Senior Security Consultant (QSA)

Claranet Cyber Security is in the process of growing the governance, risk and compliance (GRC) team within the business. GRC team members work on a variety of clients ranging from smaller merchants to larger merchants and service providers. Work carried out by the GRC team can include; PCI DSS engagement (PCI DSS consultancy to full onsite PCI DSS assessment), ISO 27001 consultancy, Cyber Security Assessments and Risk Assessment work. Additional, bespoke pieces of work can also be carried out to cater for client's individual needs. The GRC team may also support other Claranet units' efforts where there are some cross-selling opportunities.

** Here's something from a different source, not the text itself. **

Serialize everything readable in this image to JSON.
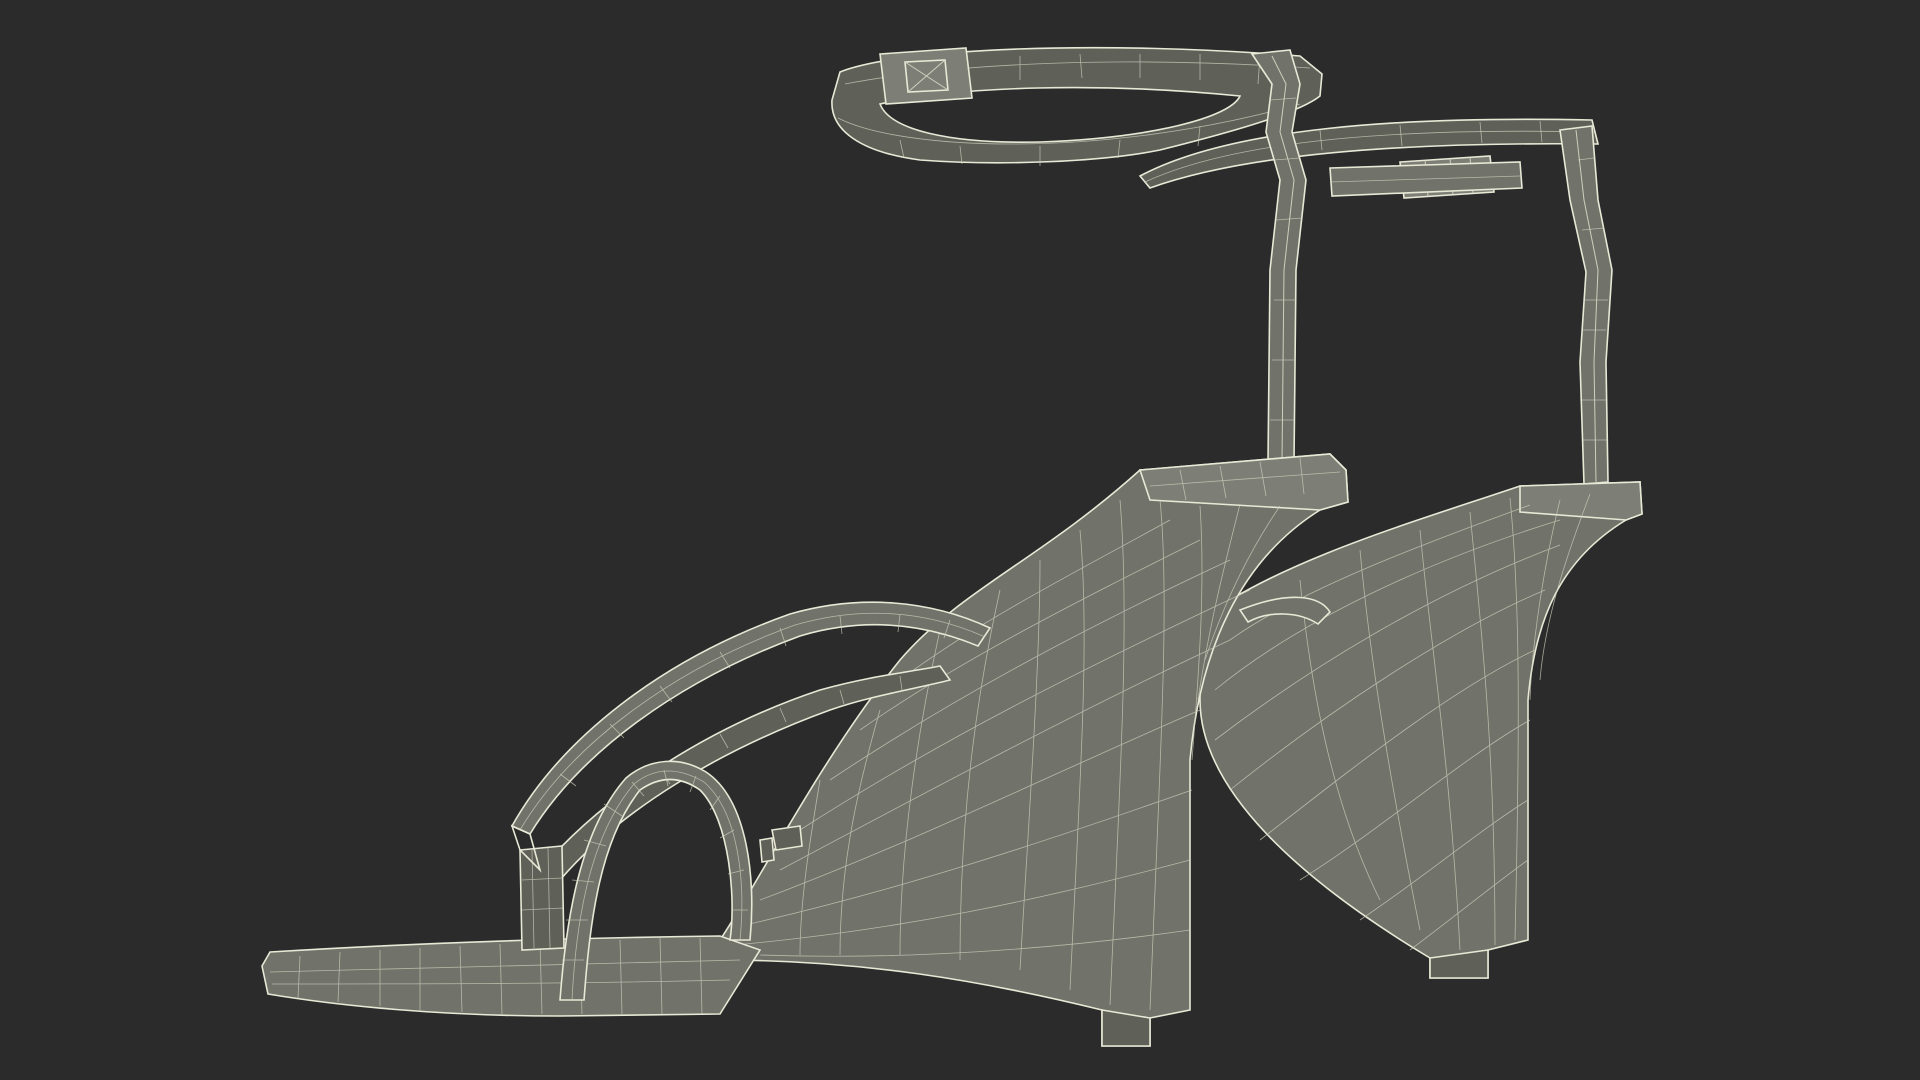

As a Security Consultant within the Claranet Cyber Security GRC team, your primary role will be delivering GRC consultancy to our clients which depending on experience and certifications can include, but not limited to; PCI DSS related consultancy, ISO27001 consultancy and auditing, Cyber Security Assessments, Policy & Procedure Reviews and Data Protection Consultancy. You will compose your findings into a concise report and interact closely with clients to help articulate advice and guidance contained within the final reports. Working within other GRC area's may also be expected new service offerings are developed.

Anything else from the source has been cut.